Accord international historique sur les hydrofluorocarbure (HFC) au Rwanda

L’amendement de Kigali, signé par 197 pays, prévoit l’élimination progressive des réfrigérants HFC, puissants gaz à effet de serre. La planète devrait ainsi éviter 0,5 °C de hausse de température d’ici à 2100.

Signature de l'amendement de Kigali
Crédit photo: Cyril Nidegeya

 Le protocole de Montréal vient au secours de l’accord de Paris. Adopté en 1987, le texte destiné à protéger la couche d’ozone des hautes couches de l’atmosphère va s’avérer très efficace pour lutter contre le réchauffement climatique. Dans la nuit de vendredi à samedi, les négociateurs se sont en effet entendus pour éliminer progressivement les HFC des systèmes de réfrigération.
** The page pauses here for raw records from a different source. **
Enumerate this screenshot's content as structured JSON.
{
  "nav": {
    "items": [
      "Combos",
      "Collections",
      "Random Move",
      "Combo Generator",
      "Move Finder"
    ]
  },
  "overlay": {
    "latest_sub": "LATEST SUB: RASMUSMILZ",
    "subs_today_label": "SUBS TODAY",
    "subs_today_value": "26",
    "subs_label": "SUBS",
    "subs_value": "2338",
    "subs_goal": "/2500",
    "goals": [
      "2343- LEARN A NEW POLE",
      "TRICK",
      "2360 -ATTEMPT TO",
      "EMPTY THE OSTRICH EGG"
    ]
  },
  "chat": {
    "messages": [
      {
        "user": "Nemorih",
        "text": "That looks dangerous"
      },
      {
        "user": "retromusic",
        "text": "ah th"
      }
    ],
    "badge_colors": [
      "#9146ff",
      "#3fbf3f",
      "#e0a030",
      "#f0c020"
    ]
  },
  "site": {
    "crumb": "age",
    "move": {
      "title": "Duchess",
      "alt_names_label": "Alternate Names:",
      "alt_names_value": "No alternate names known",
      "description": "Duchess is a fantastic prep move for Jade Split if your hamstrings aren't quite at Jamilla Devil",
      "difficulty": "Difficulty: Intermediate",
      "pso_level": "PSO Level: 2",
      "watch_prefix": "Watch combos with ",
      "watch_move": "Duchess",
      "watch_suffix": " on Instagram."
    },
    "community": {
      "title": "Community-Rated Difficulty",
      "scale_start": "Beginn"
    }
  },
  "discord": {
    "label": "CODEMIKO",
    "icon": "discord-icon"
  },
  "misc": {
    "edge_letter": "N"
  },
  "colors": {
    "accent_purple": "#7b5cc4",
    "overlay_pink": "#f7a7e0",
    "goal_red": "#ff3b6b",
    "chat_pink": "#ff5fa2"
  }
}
Ces hexafluorocarbones sont les substituts des chlorofluorocarbones (CFC) dont la molécule de chlore rongeait l’ozone, provoquant aux antipodes un trou dans cette couche protectrice contre le rayonnement solaire. Le remplacement désormais achevé s’est avéré efficace. Le trou dans la couche d’ozone est en train de se réduire, et les scientifiques pensent que le rétablissement sera total dans la deuxième partie du siècle. Mais ce succès international se fait au détriment du climat puisque les HFC ont un pouvoir de réchauffement 14 000 fois plus élevé que le CO2 et représentent 20 % du total des émissions de gaz à effet de serre. C’est ce que vient corriger l’“amendement de Kigali”.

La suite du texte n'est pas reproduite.